Le chef du groupe islamiste nigérian Boko Haram, Abubakar Shekau, a annoncé samedi avoir fait «allégeance» au mouvement djihadiste État islamique (EI), le jour où trois nouveaux attentats ont ensanglanté le nord-est du Nigeria, faisant au moins 58 morts.

C'est dans un enregistrement audio de huit minutes, diffusé sur le compte Twitter de Boko Haram, qu'Abubakar Shekau a formalisé cette annonce, trois semaines avant la présidentielle nigériane que les insurgés islamistes menacent de perturber.

«Nous annonçons notre allégeance au calife des musulmans, Ibrahim ibn Awad ibn Ibrahim al-Husseini al-Qurashi», chef de l'EI, déclare la voix prononçant ce message, identifiée comme étant celle du chef de Boko Haram.

Al-Qurashi est plus connu sous le nom d'Abou Baqr al-Baghdadi, qui en juin 2014 a proclamé un «califat», à cheval sur les territoires syrien et irakien.

Il s'agit d'un simple enregistrement audio accompagné d'une image représentant un micro, alors qu'habituellement Shekau est visible dans les messages qu'il diffuse, la plupart du temps en gros plan.

Dans son message, Abubakar Shekau s'exprime en arabe, et son intervention est sous-titrée en français et en anglais. Il est impossible pour l'instant d'en vérifier l'authenticité, mais le chef de Boko Haram s'identifie clairement sur la bande audio.

Shekau avait déjà évoqué al-Baghdadi dans ses vidéos, mais sans jamais lui faire formellement allégeance.

Pourtant, ces derniers mois, il y a clairement eu des signes de rapprochement entre le groupe nigérian et l'EI.

Boko Haram a conquis en juin 2014 la ville de Gwoza dans l'État de Borno (nord-est), d'où Shekau a, à son tour, proclamé en août un «califat» dans les zones passées sous contrôle islamiste.

En outre, un rapprochement s'est opéré dans les modes de communication, les vidéos de Boko Haram se mettant à ressembler de plus en plus à celles de la propagande de l'EI.

Depuis 2009, l'insurrection islamiste et sa répression par les forces de l'ordre nigérianes ont fait plus de 13 000 morts.

En février, le président nigérian Goodluck Jonathan a affirmé qu'il disposait d'éléments attestant des liens entre Boko Haram et l'EI, sans en dire davantage.

Le spécialiste du jihadisme sunnite Aaron Zelin, chercheur à l'Institut sur la politique au Proche-Orient à Washington, estime qu'il est difficile d'évaluer les effets immédiats d'une telle allégeance.

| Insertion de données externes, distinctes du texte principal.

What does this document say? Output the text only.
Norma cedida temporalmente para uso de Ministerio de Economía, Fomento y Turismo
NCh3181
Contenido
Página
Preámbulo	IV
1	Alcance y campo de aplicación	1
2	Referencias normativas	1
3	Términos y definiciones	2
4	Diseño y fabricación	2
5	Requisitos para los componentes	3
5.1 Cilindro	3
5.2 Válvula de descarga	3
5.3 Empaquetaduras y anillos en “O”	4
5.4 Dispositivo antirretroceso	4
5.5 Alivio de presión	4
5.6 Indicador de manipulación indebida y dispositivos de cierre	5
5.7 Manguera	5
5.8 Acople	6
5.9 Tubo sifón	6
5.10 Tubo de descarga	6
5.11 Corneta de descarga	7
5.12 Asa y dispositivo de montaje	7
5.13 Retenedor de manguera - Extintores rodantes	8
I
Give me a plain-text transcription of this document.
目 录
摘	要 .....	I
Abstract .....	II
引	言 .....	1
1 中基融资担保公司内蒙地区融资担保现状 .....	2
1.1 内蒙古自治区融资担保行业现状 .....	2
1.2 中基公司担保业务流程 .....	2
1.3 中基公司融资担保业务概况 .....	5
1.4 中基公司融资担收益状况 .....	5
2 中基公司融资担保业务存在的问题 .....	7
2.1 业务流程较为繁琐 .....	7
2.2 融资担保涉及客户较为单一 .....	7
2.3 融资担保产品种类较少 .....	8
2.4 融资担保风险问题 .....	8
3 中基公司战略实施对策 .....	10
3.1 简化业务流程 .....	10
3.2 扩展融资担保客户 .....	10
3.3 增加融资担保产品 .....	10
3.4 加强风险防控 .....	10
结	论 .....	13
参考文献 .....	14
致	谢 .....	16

«Cela va clairement dessiner une cible encore plus grosse sur leur dos», a-t-il dit à l'AFP par courriel. «C'est cohérent, car cela met l'accent sur la résonance de l'idée de califat».

«Durant des années, a-t-il ajouté, il y a eu des rumeurs de liens avec Aqmi (al-Qaïda au Maghreb islamique) ou les shebab (somaliens), mais il n'y a jamais rien eu de définitif... et désormais (Boko Haram) décide de le faire ouvertement.»